We focus on core areas which are instrumental in developing the next generation of AI systems:
  • Human-in-the-loop AI
  • Human-AI interaction
  • User Modeling and Explainability
Our work considers the computational role of humans for AI, cast as "AI by humans", and the interactional role of humans with AI systems, cast as, "AI for humans". As algorithmic decision-making becomes prevalent across many sectors it is important to help users understand why certain decisions are proposed.

This research theme is a convergence of two research lines – "Epsilon" and "Kappa". The Human-in-the-loop AI and Human-AI interaction activities are jointly coordinated and led by Ujwal Gadiraju and Jie Yang. The User Modeling and Explainability activities are coordinated and led by Nava Tintarev.

Human-in-the-loop AI

Machine learning models have been criticized for the lack of robustness, fairness, and transparency. For models to learn comprehensive, fine-grained, and unbiased patterns, they have to be trained on a large number of high-quality data instances with the right distribution that is representative of real application scenarios. Creating such data is not only a long, laborious, and expensive process, but sometimes even impossible. In this theme, we analyze the fundamental computational challenges in the quest for robust, interpretable, and trustworthy AI systems. We argue that to tackle such fundamental challenges, research should explore a novel crowd computing paradigm where diverse and distributed crowds can contribute knowledge at the conceptual level.

Human-AI Interaction

In the light of recent advances in AI and the growing role of AI technologies in human-centered applications, a deeper exploration of interaction between humans and machines is the need of the hour. Within this theme of Human-AI interaction, we will explore and develop fundamental methods and techniques to harness the virtues of AI in a manner that is beneficial and useful to the society at large. From the interaction perspective, more robust and interpretable systems can help build trust and increase system uptake. As AI systems become more commonplace, people must be able to make sense of their encounters and interpret their interactions with such systems.

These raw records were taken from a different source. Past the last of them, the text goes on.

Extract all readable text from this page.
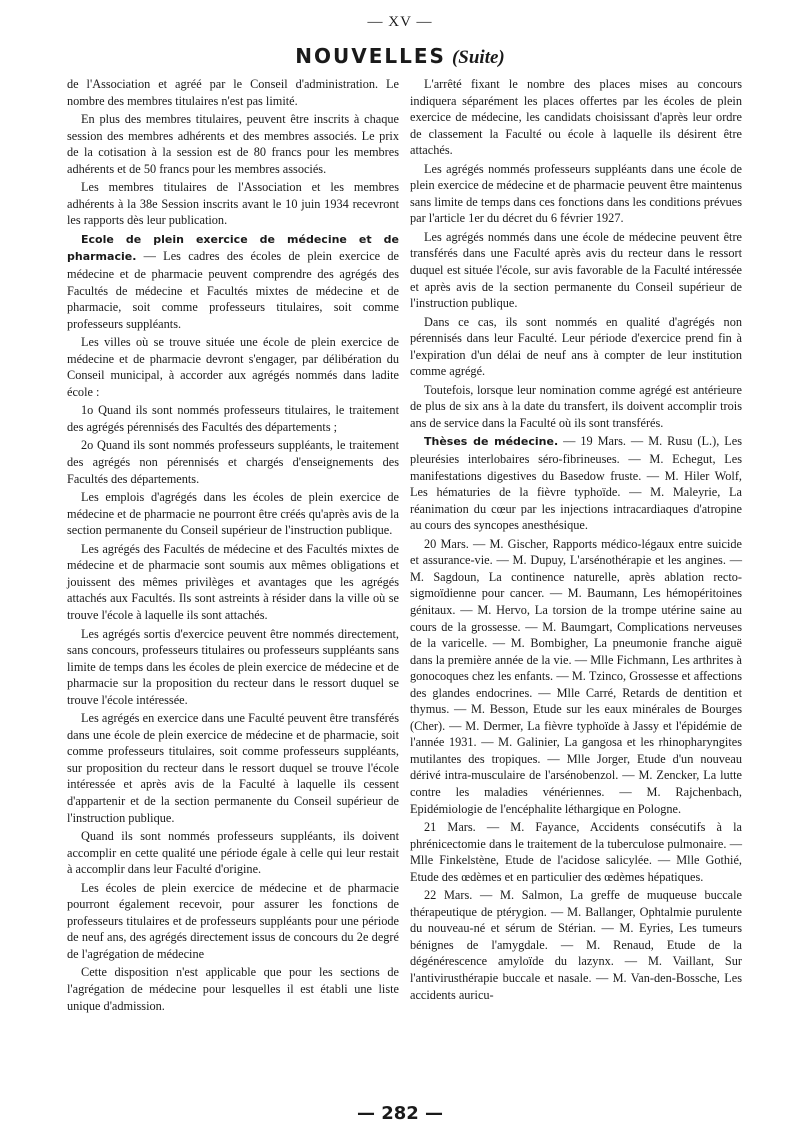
— XV —
NOUVELLES (Suite)

de l'Association et agréé par le Conseil d'administration. Le nombre des membres titulaires n'est pas limité.

En plus des membres titulaires, peuvent être inscrits à chaque session des membres adhérents et des membres associés. Le prix de la cotisation à la session est de 80 francs pour les membres adhérents et de 50 francs pour les membres associés.

Les membres titulaires de l'Association et les membres adhérents à la 38e Session inscrits avant le 10 juin 1934 recevront les rapports dès leur publication.

Ecole de plein exercice de médecine et de pharmacie. — Les cadres des écoles de plein exercice de médecine et de pharmacie peuvent comprendre des agrégés des Facultés de médecine et Facultés mixtes de médecine et de pharmacie, soit comme professeurs titulaires, soit comme professeurs suppléants.

Les villes où se trouve située une école de plein exercice de médecine et de pharmacie devront s'engager, par délibération du Conseil municipal, à accorder aux agrégés nommés dans ladite école :

1o Quand ils sont nommés professeurs titulaires, le traitement des agrégés pérennisés des Facultés des départements ;

2o Quand ils sont nommés professeurs suppléants, le traitement des agrégés non pérennisés et chargés d'enseignements des Facultés des départements.

Les emplois d'agrégés dans les écoles de plein exercice de médecine et de pharmacie ne pourront être créés qu'après avis de la section permanente du Conseil supérieur de l'instruction publique.

Les agrégés des Facultés de médecine et des Facultés mixtes de médecine et de pharmacie sont soumis aux mêmes obligations et jouissent des mêmes privilèges et avantages que les agrégés attachés aux Facultés. Ils sont astreints à résider dans la ville où se trouve l'école à laquelle ils sont attachés.

Les agrégés sortis d'exercice peuvent être nommés directement, sans concours, professeurs titulaires ou professeurs suppléants sans limite de temps dans les écoles de plein exercice de médecine et de pharmacie sur la proposition du recteur dans le ressort duquel se trouve l'école intéressée.

Les agrégés en exercice dans une Faculté peuvent être transférés dans une école de plein exercice de médecine et de pharmacie, soit comme professeurs titulaires, soit comme professeurs suppléants, sur proposition du recteur dans le ressort duquel se trouve l'école intéressée et après avis de la Faculté à laquelle ils cessent d'appartenir et de la section permanente du Conseil supérieur de l'instruction publique.

Quand ils sont nommés professeurs suppléants, ils doivent accomplir en cette qualité une période égale à celle qui leur restait à accomplir dans leur Faculté d'origine.

Les écoles de plein exercice de médecine et de pharmacie pourront également recevoir, pour assurer les fonctions de professeurs titulaires et de professeurs suppléants pour une période de neuf ans, des agrégés directement issus de concours du 2e degré de l'agrégation de médecine

Cette disposition n'est applicable que pour les sections de l'agrégation de médecine pour lesquelles il est établi une liste unique d'admission.

L'arrêté fixant le nombre des places mises au concours indiquera séparément les places offertes par les écoles de plein exercice de médecine, les candidats choisissant d'après leur ordre de classement la Faculté ou école à laquelle ils désirent être attachés.

Les agrégés nommés professeurs suppléants dans une école de plein exercice de médecine et de pharmacie peuvent être maintenus sans limite de temps dans ces fonctions dans les conditions prévues par l'article 1er du décret du 6 février 1927.

Les agrégés nommés dans une école de médecine peuvent être transférés dans une Faculté après avis du recteur dans le ressort duquel est située l'école, sur avis favorable de la Faculté intéressée et après avis de la section permanente du Conseil supérieur de l'instruction publique.

Dans ce cas, ils sont nommés en qualité d'agrégés non pérennisés dans leur Faculté. Leur période d'exercice prend fin à l'expiration d'un délai de neuf ans à compter de leur institution comme agrégé.

Toutefois, lorsque leur nomination comme agrégé est antérieure de plus de six ans à la date du transfert, ils doivent accomplir trois ans de service dans la Faculté où ils sont transférés.

Thèses de médecine. — 19 Mars. — M. Rusu (L.), Les pleurésies interlobaires séro-fibrineuses. — M. Echegut, Les manifestations digestives du Basedow fruste. — M. Hiler Wolf, Les hématuries de la fièvre typhoïde. — M. Maleyrie, La réanimation du cœur par les injections intracardiaques d'atropine au cours des syncopes anesthésique.

20 Mars. — M. Gischer, Rapports médico-légaux entre suicide et assurance-vie. — M. Dupuy, L'arsénothérapie et les angines. — M. Sagdoun, La continence naturelle, après ablation recto-sigmoïdienne pour cancer. — M. Baumann, Les hémopéritoines génitaux. — M. Hervo, La torsion de la trompe utérine saine au cours de la grossesse. — M. Baumgart, Complications nerveuses de la varicelle. — M. Bombigher, La pneumonie franche aiguë dans la première année de la vie. — Mlle Fichmann, Les arthrites à gonocoques chez les enfants. — M. Tzinco, Grossesse et affections des glandes endocrines. — Mlle Carré, Retards de dentition et thymus. — M. Besson, Etude sur les eaux minérales de Bourges (Cher). — M. Dermer, La fièvre typhoïde à Jassy et l'épidémie de l'année 1931. — M. Galinier, La gangosa et les rhinopharyngites mutilantes des tropiques. — Mlle Jorger, Etude d'un nouveau dérivé intra-musculaire de l'arsénobenzol. — M. Zencker, La lutte contre les maladies vénériennes. — M. Rajchenbach, Epidémiologie de l'encéphalite léthargique en Pologne.

21 Mars. — M. Fayance, Accidents consécutifs à la phrénicectomie dans le traitement de la tuberculose pulmonaire. — Mlle Finkelstène, Etude de l'acidose salicylée. — Mlle Gothié, Etude des œdèmes et en particulier des œdèmes hépatiques.

22 Mars. — M. Salmon, La greffe de muqueuse buccale thérapeutique de ptérygion. — M. Ballanger, Ophtalmie purulente du nouveau-né et sérum de Stérian. — M. Eyries, Les tumeurs bénignes de l'amygdale. — M. Renaud, Etude de la dégénérescence amyloïde du lazynx. — M. Vaillant, Sur l'antivirusthérapie buccale et nasale. — M. Van-den-Bossche, Les accidents auricu-

— 282 —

User Modeling & Explainability

Explanations are needed when there is a large knowledge gap between human and AI or information systems, or when joint understanding is only implicit. This type of joint understanding is becoming increasingly important for example when news providers, and social media systems such as Twitter and Facebook, filter and rank the information that people see. To link the mental models of both systems and people our work develops ways to supply users with a level of transparency and control that is meaningful and useful to them. We develop methods for generating and interpreting rich meta-data that helps bridge the gap between computational and human reasoning (e.g., for understanding subjective concepts such as diversity and credibility). We also develop a theoretical framework for generating better explanations (as both text and interactive explanation interfaces), which adapts to a user and their context. To better understand the conditions for explanation effectiveness, we look at when to explain (e.g., surprising content, lean in/lean out, risk, complexity); and what to adapt to (e.g., group dynamics, personal characteristics of a user).